I have been involved with shooting films in Connecticut. Also, while writing the script, Pete (Jones, the co-writer) and I were going through hundreds of photographs of houses in the area and other houses we thought were relevant. The most integral element became the fact that this family came from a kind of money that was passed down through generations, thus making them a part of a profoundly exclusive club. That was something that felt especially appropriate for a story about the discrepancy between wealth and poverty in America, that the system is so deeply engrained it’s not necessarily realistic to penetrate that inner circle.
Why did you make the main character and his brother British? I understand William/Charles was trying to bilk the senator of money, but why was he British? There are plenty of bad actors – meaning individuals, not thespians – hanging out in Fairfield County as it is!i
We already had our Leonard. We wrote the whole film around Tom Bell, who is a Brit. But whereas the short was set in England, in the feature having these outsider characters as literally being from a foreign country played into this idea that the film could be about America’s exclusive upper echelons of wealth and what the wealthy would do to protect their power from outsiders. Keeping the brothers British also had a relevance to the films and plays from which we were taking tropes and playing upon them.
You were raised in Burlingame, Calif. Have you written/directed any films, even short student films, in your own backyard? And do you see “home” as a future setting for your films – why or why not?

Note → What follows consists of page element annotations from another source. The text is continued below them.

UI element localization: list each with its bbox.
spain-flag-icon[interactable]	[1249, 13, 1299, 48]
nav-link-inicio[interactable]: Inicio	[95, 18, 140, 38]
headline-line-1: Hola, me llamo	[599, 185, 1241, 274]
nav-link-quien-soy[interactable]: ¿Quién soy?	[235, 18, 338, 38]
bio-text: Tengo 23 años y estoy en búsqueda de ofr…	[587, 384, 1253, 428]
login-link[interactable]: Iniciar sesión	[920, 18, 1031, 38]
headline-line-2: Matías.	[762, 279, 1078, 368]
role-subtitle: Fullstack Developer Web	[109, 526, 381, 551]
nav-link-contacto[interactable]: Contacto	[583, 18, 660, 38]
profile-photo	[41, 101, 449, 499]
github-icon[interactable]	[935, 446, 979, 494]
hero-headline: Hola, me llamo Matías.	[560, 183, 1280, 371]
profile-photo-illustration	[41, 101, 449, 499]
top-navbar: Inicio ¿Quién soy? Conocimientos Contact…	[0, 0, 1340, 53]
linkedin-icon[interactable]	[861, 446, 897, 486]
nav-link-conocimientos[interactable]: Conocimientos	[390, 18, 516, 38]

The San Francisco Bay Area was a very artistically fertile place when I was growing up there. I think this is because culturally it was less driven by commerce than Los Angeles. People seemed to have a real appreciation for countercultural art and music, from what I experienced. Perhaps that’s evolving into something new with the tech boom, but it’s still a place that’s very open to exploration and subversive ideas. … Maybe someday I’ll return to a subject in that area. At the moment, everything I have planned is set elsewhere.
“The Leisure Class” showcased something that as you know is a bit of a stereotype, that of the elitist New Englander. What I liked, though, was how you exposed the underbelly of this. Any thought on returning to this oeuvre?
The conceit of the movie was to take stereotypes and burrow into them. We took traditional caricatures and a traditional comic set up and let them take us to unfamiliar places, to delve into what’s real underneath the comedy.
Finally, Ben Affleck called your film a “farce.” I called it a “dark comedy of manners.” What do you call it?
What we tried to do is take a farcical comedy of manners and turn it upside down by taking it to a darker, realer place. So it doesn’t really have a genre classification unto itself that I’m aware of. Genres and classifications get restrictive very quickly.
Catch ‘The Leisure Class” on HBO on Nov. 15, 18, and at other times throughout the month; check your local listings. The film stars a phenomenal cast, starting with Tom Bell and his on-screen “brother,” Ed Weeks from “The Mindy Project”; as well as Bridget Regan as the bride-to-be, the fabulous Bruce Davison as the polished but subversive senator and “wife” Brenda Strong, who lives up to her name.